Однажды, в мае, к Муне зашел посетитель. Я из коридора, где стирала, услыхала с неприятным холодком голос, где-то слышанный. Мушкин вышел, тяжело закашлявшись.
— Еще один пожаловал. При-я-тель! Все товарищи, зубастые все, черти, так и норовят, кому бы в глотку половчей вцепиться.
В полуоткрытую дверь видно было — на конце стола обеденного гладила жена Мушкина, а у другого, верхом на стуле и спиной ко мне сидела кожаная куртка с неприятно-белой шеей. Огромное, румяное лицо Муни невесело. Красавин быстро обернулся. Увидав меня, чуть улыбнулся серыми, покойными глазами.
— Вот нам везет встречаться.
— Да, везет.
Муня вздохнул.
— На фронт меня опять, Наталья Николаевна. Под Ростов. С товарищем Красавиным.
Я обтирала руки мыльные о фартук.
— Что-ж вам пожелать?
Муня молчал.
— Ему надо желать победы, — холодно сказал Красавин. — Ну, конечно, вы не пожелаете.

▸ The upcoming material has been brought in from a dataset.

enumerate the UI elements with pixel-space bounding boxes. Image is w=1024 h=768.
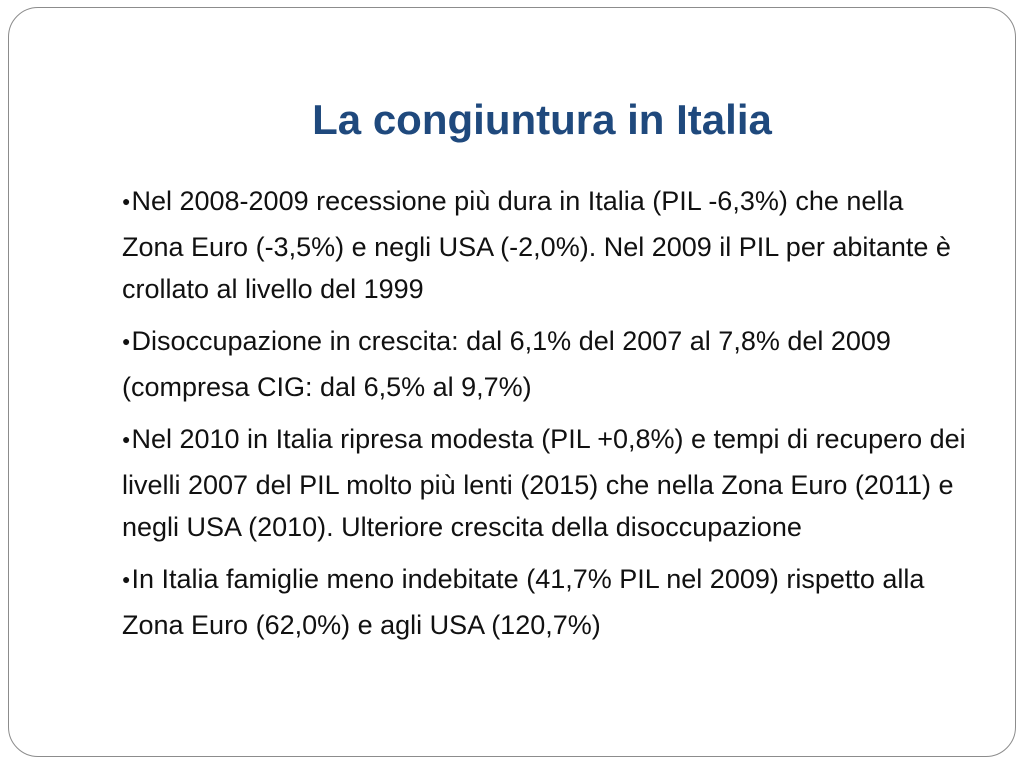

— Быть бы ему просто Муней, вот здоровым парнем, подучиться, влюбиться…
Красавин встал.
— А ведь вы прятали тогда кого-то. Наверху, во флигельке. Сознайтесь.
Я дерзко ухмыльнулась.
— Муня, помогите мне нарвать кленовых веток.
Он спустился за мной в сад. Сквозь нежную листву сияли купола Ильи Пророка. Ветер мягко и тепло струился в кленах. По дорожкам золотые блики.
— Завтра Троица, хочу украсить дом.
Муня покорно мне нарезал. Красавин стоял молча, иногда слегка посапывал.
— Завтра легкий и прекрасный день, тот день, который освящает жизнь и наполняет ее светом, Духом. Обедня длинная, торжественная, трудная, с цветами. Женщины все в светлом. Не особенно ведь плохо, Муня?
— Каждому свое, Наталья Николаевна. — Вам одно, а нам другое.
Красавин ничего не удостоил возразить, хмуро кивнул, и чрез разобранный забор, тропинкою в акациях вышел на улицу. А мы с Муней расставили ветви по углам скромных комнат, и они стали наряднее, живее, как-то духовней. Ветви были и под Ахтырскою, ветвями же я убрала Зевса из Отриколи в прихожей. Может быть, он требовал бы лавра, ну, пускай довольствуется русским кленом и березкою.